Cool next is an interesting thing we did, which is uh use data hub itself to represent the metadata model. This has been a common ask. You know people have looked at the data hub metadata model, it's scattered in the code base across many many pdl files, and it can often be challenging to understand how everything relates to everything. So we built a little bit of an automated system that can process all of these pdl and avro files and produce a metadata model and we use the dot to kind of render it.

B

Obviously, it looks kind of messy and complicated like real metadata models. Do it's a very easy way to look at how everything relates to everything and what are all the relationships that have been already created by the metadata model?

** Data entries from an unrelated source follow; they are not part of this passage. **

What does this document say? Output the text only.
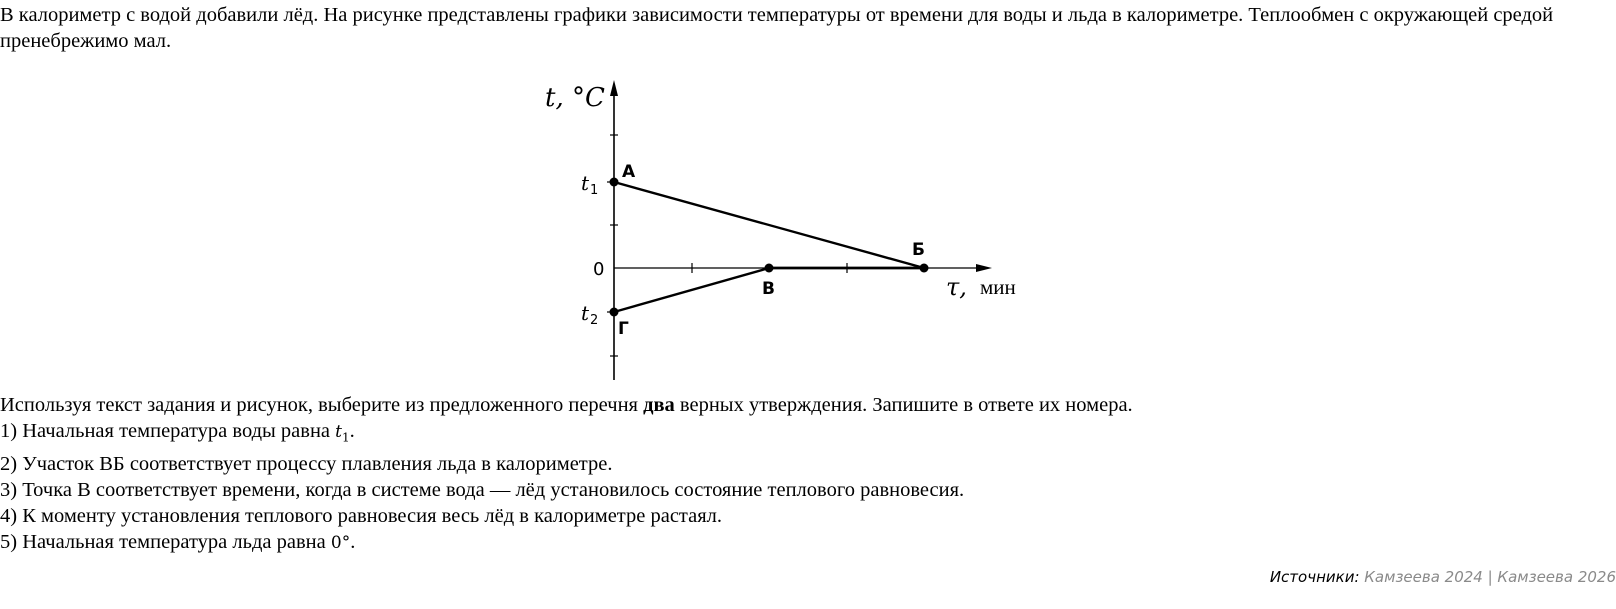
В калориметр с водой добавили лёд. На рисунке представлены графики зависимости температуры от времени для воды и льда в калориметре. Теплообмен с окружающей средой пренебрежимо мал.
t, °C
τ, мин
t 1
0
t 2
А
Б
В
Г
Используя текст задания и рисунок, выберите из предложенного перечня два верных утверждения. Запишите в ответе их номера.
1) Начальная температура воды равна $t_1$.
2) Участок ВБ соответствует процессу плавления льда в калориметре.
3) Точка В соответствует времени, когда в системе вода — лёд установилось состояние теплового равновесия.
4) К моменту установления теплового равновесия весь лёд в калориметре растаял.
5) Начальная температура льда равна 0°.
Источники: Камзеева 2024 | Камзеева 2026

But if you actually wanted to browse it live um you can click on the uh link right here, which is datahub, project.io and then navigate to the entities page. So maggie, do you mind clicking on that.

B

And then you'll be able to see pretty much all of the entities that we have modeled represented just as data sets for now. So if you, for example, click into the data set, data set you'll be able to see the entire schema of the data set model, including the urn. The data set key and it's all modeled as a struct, so you can expand them out and look at them in all their glory.

B

um So maggie. If you don't mind, looking at ownership.

A

B

Where maybe control, f ownership.

A

B

Oh there, it is ownership and then expand out owners you'll be able to see that the relationships that exist between data sets and owners are actually modeled as foreign keys like this should so, if you click on that foreign key link you'll be able to see that that's a link to the corp user and that there's another foreign key relationship to um corp crew. So all of this is generated automatically off of the metadata model itself, so very excited that we're able to automatically generate a bunch of stuff like this.

B

If you scroll down further, you also see time series aspects that we are able to capture in this they're marked as temporal. So you can see also the data set profile aspects as well as the data set usage statistics aspects in there, so have fun with this. It's loaded up into demo and will share it out into the code base as well as something that you can build locally and browse the metadata model yourself on your local data hub.